March 6, 2021

Canning "homemade" chili

Observing my grandmother as she home-canned food was one thing. Doing it myself is something altogether different. Mam made it look so easy - and it is, up to a point. I never appreciated the time that goes in to stocking the pantry with a variety of homemade foods, but I know it's worth every minute spent.

Mam used to pressure can venison. That's not something I'm likely to do unless the world keeps going the way it is and we can't purchase beef. At that point, the small herd of deer that passes through the manor every day on their way to the creek might be at risk, but that's another story. Today's story is about canning homemade chili, or chili con carne if you insist. 

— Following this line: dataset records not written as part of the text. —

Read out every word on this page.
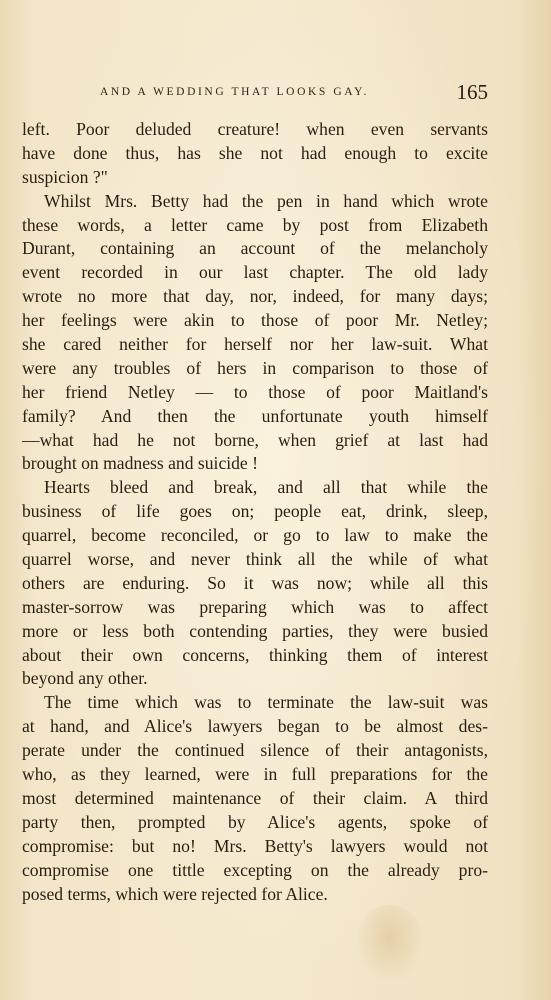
AND A WEDDING THAT LOOKS GAY.	165
left. Poor deluded creature! when even servants
have done thus, has she not had enough to excite
suspicion ?"
Whilst Mrs. Betty had the pen in hand which wrote
these words, a letter came by post from Elizabeth
Durant, containing an account of the melancholy
event recorded in our last chapter. The old lady
wrote no more that day, nor, indeed, for many days;
her feelings were akin to those of poor Mr. Netley;
she cared neither for herself nor her law-suit. What
were any troubles of hers in comparison to those of
her friend Netley — to those of poor Maitland's
family? And then the unfortunate youth himself
—what had he not borne, when grief at last had
brought on madness and suicide !
Hearts bleed and break, and all that while the
business of life goes on; people eat, drink, sleep,
quarrel, become reconciled, or go to law to make the
quarrel worse, and never think all the while of what
others are enduring. So it was now; while all this
master-sorrow was preparing which was to affect
more or less both contending parties, they were busied
about their own concerns, thinking them of interest
beyond any other.
The time which was to terminate the law-suit was
at hand, and Alice's lawyers began to be almost des-
perate under the continued silence of their antagonists,
who, as they learned, were in full preparations for the
most determined maintenance of their claim. A third
party then, prompted by Alice's agents, spoke of
compromise: but no! Mrs. Betty's lawyers would not
compromise one tittle excepting on the already pro-
posed terms, which were rejected for Alice.
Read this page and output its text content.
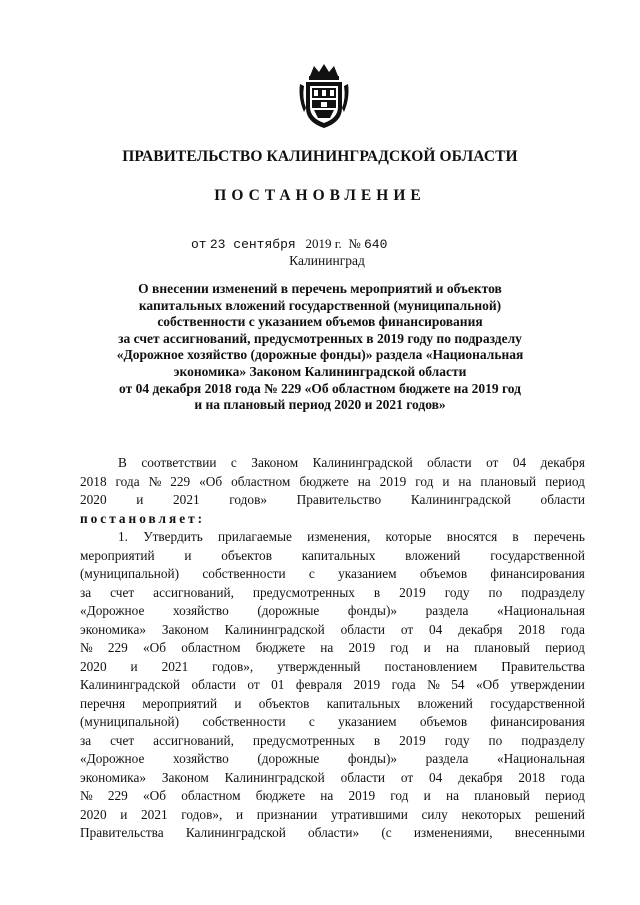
ПРАВИТЕЛЬСТВО КАЛИНИНГРАДСКОЙ ОБЛАСТИ
ПОСТАНОВЛЕНИЕ
от 23 сентября 2019 г. № 640
Калининград
О внесении изменений в перечень мероприятий и объектов
капитальных вложений государственной (муниципальной)
собственности с указанием объемов финансирования
за счет ассигнований, предусмотренных в 2019 году по подразделу
«Дорожное хозяйство (дорожные фонды)» раздела «Национальная
экономика» Законом Калининградской области
от 04 декабря 2018 года № 229 «Об областном бюджете на 2019 год
и на плановый период 2020 и 2021 годов»
В соответствии с Законом Калининградской области от 04 декабря
2018 года № 229 «Об областном бюджете на 2019 год и на плановый период
2020 и 2021 годов» Правительство Калининградской области
постановляет:
1. Утвердить прилагаемые изменения, которые вносятся в перечень
мероприятий и объектов капитальных вложений государственной
(муниципальной) собственности с указанием объемов финансирования
за счет ассигнований, предусмотренных в 2019 году по подразделу
«Дорожное хозяйство (дорожные фонды)» раздела «Национальная
экономика» Законом Калининградской области от 04 декабря 2018 года
№ 229 «Об областном бюджете на 2019 год и на плановый период
2020 и 2021 годов», утвержденный постановлением Правительства
Калининградской области от 01 февраля 2019 года № 54 «Об утверждении
перечня мероприятий и объектов капитальных вложений государственной
(муниципальной) собственности с указанием объемов финансирования
за счет ассигнований, предусмотренных в 2019 году по подразделу
«Дорожное хозяйство (дорожные фонды)» раздела «Национальная
экономика» Законом Калининградской области от 04 декабря 2018 года
№ 229 «Об областном бюджете на 2019 год и на плановый период
2020 и 2021 годов», и признании утратившими силу некоторых решений
Правительства Калининградской области» (с изменениями, внесенными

Our chili is homemade only in that we open the store-bought cans at home. We start by browning two pounds of lean ground beef and then draining and rinsing it before dumping it in the pot. Then we add beans - kidney beans, black beans, and white beans (cannellini or great northern). After that, in goes diced tomatoes, one can of cream of tomato soup, and lately, a can of chili starter. Seasonings to taste follows as the chili warms.  As you can tell from the picture, I'm not brand specific. I look for bonus buys and advantageous bulk buys on canned goods. 

Into the stockpot it all goes until everything is heated through. Since this batch was to be processed, I didn't allow it to simmer for hours. Once in the jars, it needs to be pressure canned for ninety minutes and I think precludes the need for simmering. 

I ended up with enough chili to fill six one-quart jars, so I added a jar of water to fill up the canner. This becomes a jar of sterilized water which is handy to have for first aid or water-quality failures. Think about that one. You'll note I used a Tattler lid on the jar of water. 

Canning a batch of chili was a labor-intensive process, but well worth it. I'll do it again once this batch has been consumed. I won't tell you how to do it. I recommend you go to the food preservation website and read the information on canning meat found there.

What I will tell you is that I continue to be in awe of my maternal grandmother. She taught me so much without me ever realizing I was getting a lesson. Sometimes I'm sad I have no one to whom I can pass on her knowledge, but that's the way it is. I have no connection to the future, only the past. Which makes my life a rosy place to dwell.